The subjects for the past three years have been, “Be excited about your subject,” “Design your slides with a maximum of 12 lines and effective use of a pointer,” and “Eliciting questions from the audience.” His subject this year was “Ask someone to critique your presentation.”

Ebel lamented the fact that Timothy J. Koegel beat him to writing a book, The Exceptional Presenter, published by The Kogel Group, Washington DC, (www.theexceptionalpresenter.com). In that book Koegel developed the acronym for exceptional presentations of “OPEN UP.”

O = Organized (be poised, polished, prepared and make the audience feel you are not wasting their time)

P = Passionate (be enthusiastic and convicted of the value of your subject)

E = Engaging (build rapport with your audience, make eye contact)

N = Natural (use a conversation style that is confident and easy)

U = Understand your audience (research your audience in advance and make sure the presentation is appropriate)

P = Practice (no one is born an exceptional presenter and we have to practice to keep getting better all the time.)

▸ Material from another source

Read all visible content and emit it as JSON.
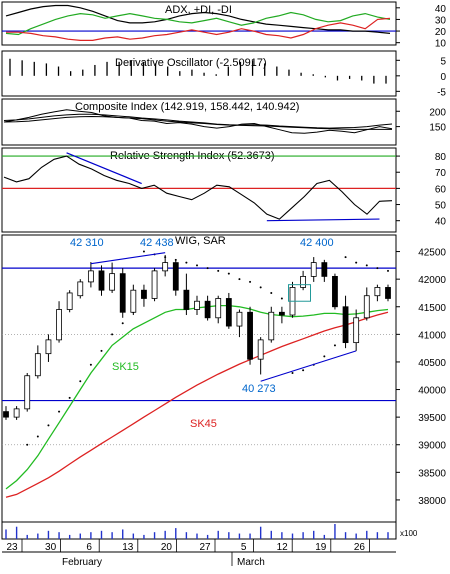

Ebel emphasized the last tip during his presentation this year by quoting Aristotle, “We are what we repeatedly do.” That means being an exceptional presenter will eventually become a habit as we practice it and repeatedly give exceptional presentations. However, since no one is born an exceptional presenter, we need to continually work on improving ourselves. At every presentation we need someone in the audience to honestly critique us.

If someone greets you at the conclusion of a presentation and gives you feedback like “That was a good presentation!” your response to them could be “Thank you, that is helpful!!! NOT” Someone in the audience should evaluate you according to OPEN UP and tell you exactly what they observed. Only by knowing how to improve, can you improve. If you are told “That was a good presentation” you will probably give the next one in exactly the same way without improving.

So, Ebel challenged each of the speakers at the 47th INMM Annual Meeting to give permission to someone in the audience to critically listen to their presentation and then give an honest evaluation with the intent of continually improving. Only through that mechanism can you to reach your goal of habitually being an “Exceptional Presenter.”